In my role as a Delivery Director at Prodapt, I’ve been navigating the intricate landscapes of the Telecom, Retail, and Airline domains, leveraging my rich experience in each. This role, one I currently hold, has not only solidified my expertise but has also been the platform for a transformative journey that led me to Great Learning.
The spark ignited when one of my colleagues introduced me to this avenue of learning. My initial foray into the world of Great Learning began with a basic understanding of Machine Learning (ML), and it swiftly blossomed into a bird’s-eye view of the vast expanse within the ML space. This expansion of my knowledge base was unparalleled, providing me with insights that had the potential to reshape my approach to my current role.
However, the most notable shift came with the capstone project. While my current role was familiar terrain, the capstone project required a research-oriented mindset, a realm starkly different from my usual responsibilities. The idea for the project was an extension of concepts shared by Great Learning, but with a twist—we aimed to penetrate a niche market segment that had been relatively unexplored. The challenges that arose were twofold: access to sample data and a reference implementation. Research papers provided glimpses into the kind of data in consideration, while past experiments guided us toward the appropriate models. The suggestion I’d give to fellow learners is to pick a problem that sets them as trailblazers in a particular space. Aligning your capstone project with your domain expertise aids in connecting dots and understanding industry needs. The value of mentors cannot be understated. While interactions were helpful, I’ve found that more face-time with mentors could enhance the experience.
Through this journey, I’ve gained the ability to correlate and engage in meaningful conversations regarding projects implementing AI/ML. My capstone project provided a broader perspective on the job market, especially concerning older adults.
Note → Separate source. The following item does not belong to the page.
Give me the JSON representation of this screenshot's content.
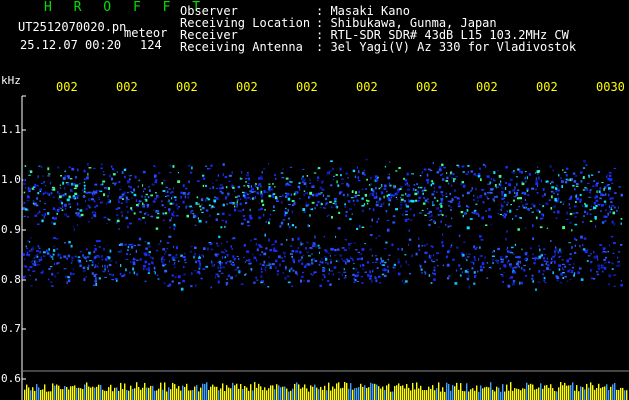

While I’m yet to decide on future research work, I’m confident in my capacity to lead ML-based programs, staying ahead of technological advancements and their real-world applications. I’m adept at managing ML-based projects, having honed my skills working with teams on projects like NLP-based chatbot implementations and AI-based operation monitoring platforms. My arsenal includes CI/CD for delivery, TensorFlow, NumPy, and more, tools that helped enhance solutions and accuracy over time. This translates to improved customer experience and satisfaction.
Great Learning’s Industry Expert sessions were invaluable, and the program support was prompt, but I would be remiss not to mention the challenges in the doubt clearance process. Nevertheless, this journey has transformed my perspective, equipping me not only with the technical prowess but also the innovative mindset required to thrive in the ever-evolving world of AI and ML. It’s a journey I’m still on, one that holds the potential to lead to impactful research work and the ability to steer ML-based programs toward success.